Flex drukt de lonen, winst voor het kapitaal

i-007-011.jpg
Een van de Deliveroo-bezorgers, die allemaal gedwongen zzp'er moesten worden, kortgeleden, op de Dam in Amsterdam. De tarieven die Deliveroo betaalt liggen maar een fractie boven het uurloon, zodat het bedrijfer met de winst vandoor gaat. (Eugenulty/Flickr/cc/by-nc)

Maarten Muis

Twee onderzoekers van De Nederlandse Bank (DNB) publiceerden op 1 februari jl. een onderzoek naar de economische ontwikkeling sinds 1995, en met name naar die van de lonen en de arbeidsinkomensquote (aiq). De resultaten daarvan ondersteunen wat we in Manifest al jaren schrijven: zzp'ers zijn niet enkel een teken van emancipatie van arbeid (de gelukkige en goed verdiende freelancer die eigen baas is), maar de grote hoeveelheid zzp'ers is vooral het gevolg van een doelgericht beleid om de winstgevendheid op te krikken.

In deze studie onderzochten zij de mate aan flexibilisering in acht bedrijfstakken, waaronder industrie, de bouw, de horeca en zakelijke dienstverlening. Uit de berekeningen kwam een verband tevoorschijn dat hoe sterker de groei van de inzet van zzp'ers in de sector, hoe kleiner het deel dat naar arbeid gaat.

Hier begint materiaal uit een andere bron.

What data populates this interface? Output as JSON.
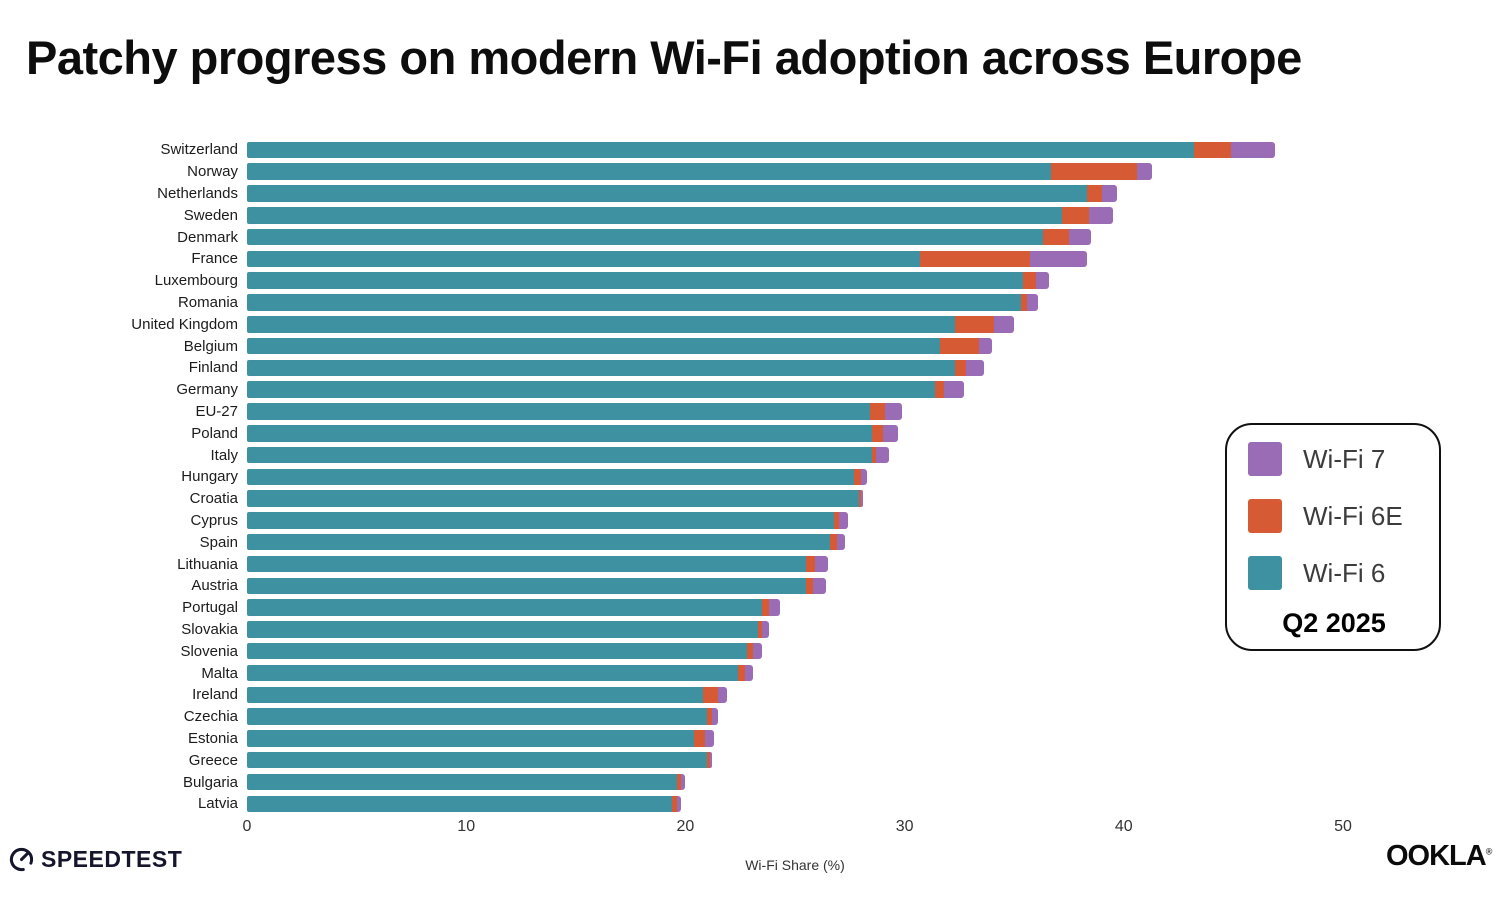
{
  "title": {
    "prefix": "Patchy progress on ",
    "bold": "modern Wi-Fi",
    "suffix": " adoption across Europe"
  },
  "chart_data": {
    "type": "bar",
    "orientation": "horizontal",
    "stacked": true,
    "title": "Patchy progress on modern Wi-Fi adoption across Europe",
    "xlabel": "Wi-Fi Share (%)",
    "ylabel": "",
    "xlim": [
      0,
      55.5
    ],
    "xticks": [
      0,
      10,
      20,
      30,
      40,
      50
    ],
    "grid": false,
    "legend_position": "right",
    "period": "Q2 2025",
    "categories": [
      "Switzerland",
      "Norway",
      "Netherlands",
      "Sweden",
      "Denmark",
      "France",
      "Luxembourg",
      "Romania",
      "United Kingdom",
      "Belgium",
      "Finland",
      "Germany",
      "EU-27",
      "Poland",
      "Italy",
      "Hungary",
      "Croatia",
      "Cyprus",
      "Spain",
      "Lithuania",
      "Austria",
      "Portugal",
      "Slovakia",
      "Slovenia",
      "Malta",
      "Ireland",
      "Czechia",
      "Estonia",
      "Greece",
      "Bulgaria",
      "Latvia"
    ],
    "series": [
      {
        "name": "Wi-Fi 6",
        "color": "#3e91a1",
        "values": [
          43.2,
          36.7,
          38.3,
          37.2,
          36.3,
          30.7,
          35.4,
          35.3,
          32.3,
          31.6,
          32.3,
          31.4,
          28.4,
          28.5,
          28.5,
          27.7,
          27.9,
          26.8,
          26.6,
          25.5,
          25.5,
          23.5,
          23.3,
          22.8,
          22.4,
          20.8,
          21.0,
          20.4,
          21.0,
          19.6,
          19.4
        ]
      },
      {
        "name": "Wi-Fi 6E",
        "color": "#d65a33",
        "values": [
          1.7,
          3.9,
          0.7,
          1.2,
          1.2,
          5.0,
          0.6,
          0.3,
          1.8,
          1.8,
          0.5,
          0.4,
          0.7,
          0.5,
          0.2,
          0.3,
          0.1,
          0.2,
          0.3,
          0.4,
          0.3,
          0.3,
          0.2,
          0.3,
          0.3,
          0.7,
          0.2,
          0.5,
          0.1,
          0.2,
          0.2
        ]
      },
      {
        "name": "Wi-Fi 7",
        "color": "#9a6cb6",
        "values": [
          2.0,
          0.7,
          0.7,
          1.1,
          1.0,
          2.6,
          0.6,
          0.5,
          0.9,
          0.6,
          0.8,
          0.9,
          0.8,
          0.7,
          0.6,
          0.3,
          0.1,
          0.4,
          0.4,
          0.6,
          0.6,
          0.5,
          0.3,
          0.4,
          0.4,
          0.4,
          0.3,
          0.4,
          0.1,
          0.2,
          0.2
        ]
      }
    ]
  },
  "legend": {
    "items": [
      {
        "label": "Wi-Fi 7",
        "color": "#9a6cb6"
      },
      {
        "label": "Wi-Fi 6E",
        "color": "#d65a33"
      },
      {
        "label": "Wi-Fi 6",
        "color": "#3e91a1"
      }
    ],
    "period": "Q2 2025"
  },
  "axis": {
    "xlabel": "Wi-Fi Share (%)"
  },
  "footer": {
    "speedtest_label": "SPEEDTEST",
    "ookla_label": "OOKLA",
    "ookla_mark": "®"
  }
}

Wat we al wel weten uit individuele verhalen is: hoe zzp'ers werden (en nog steeds, weliswaar in mindere mate worden) ingezet in bijvoorbeeld de bouw, waarin duidelijk naar voren komt dat zij veel goedkoper zijn dan vast personeel in loondienst, wordt in dit onderzoek ook macro-economisch zichtbaar. Kortom: de groei van het aantal zzp'ers drukt sinds 1995 de lonen.

Sinds 1995 zijn er 424.000 zzp'ers bijgekomen en zijn 477.000 vaste banen verdwenen. In die periode is ook de arbeidsinkomensquote, het aandeel van arbeid in het totaal verdiende inkomen in de marktsector, van 81 procent naar 72,4 procent gedaald. Steeds meer economen stellen, verwijzend naar deze verhouding, dat de lonen in Nederland ver achter lopen bij de economische groei. Door de verzwakking van de vakbond, enerzijds vanwege de politiek van klassenvrede sinds Wim Kok, anderzijds doordat maar 10 procent van de zzp'ers lid is van een vakbond, wordt al decennia onvoldoende van de economische koek voor de werkende klasse opgeëist.

De onderhandelingspositie van zzp'ers voor de beloning van hun arbeid is zwak. Er is meestal wel een andere zzp'er die door paniek en angst voor te weinig opdrachten onder het tarief gaat zitten dat zzp'ers met meer realiteitszin vragen. De opdrachtgever heeft te kiezen uit een grote poel van zzp'ers die zo dringend inkomen nodig heeft, dat hij of zij de voorwaarden kan dicteren.

In de bouw waren bijvoorbeeld Oost-Europese collega's die voor ongekende druk op de tarieven zorgden. Er was te weinig onderlinge controle en te veel concurrentie. In nu gepubliceerd onderzoek van DNB zijn de gevolgen daarvan goed zichtbaar.

Nu de druk op de lonen duidelijk een veroorzaker heeft, kunnen ook eisen geformuleerd worden waarmee de scheve verhouding tussen kapitaal en arbeid bestreden kan worden. Belangrijk is dat, zoals we al vaker hier in de krant formuleerde, dat de voorwaarden waaronder zzp'ers werken de verantwoordelijkheid is van de gehele werkende bevolking van Nederland.

Wachten tot zzp'ers weer de wind in de rug hebben van een krappe arbeidsmarkt is niet voldoende. De vakbeweging en linkse partijen moeten regelgeving en cao-voorwaarden formuleren die de onderhandelingspositie van zzp'ers versterkt, en er werk van maken dat die realiteit worden. Daar is iedereen mee gediend.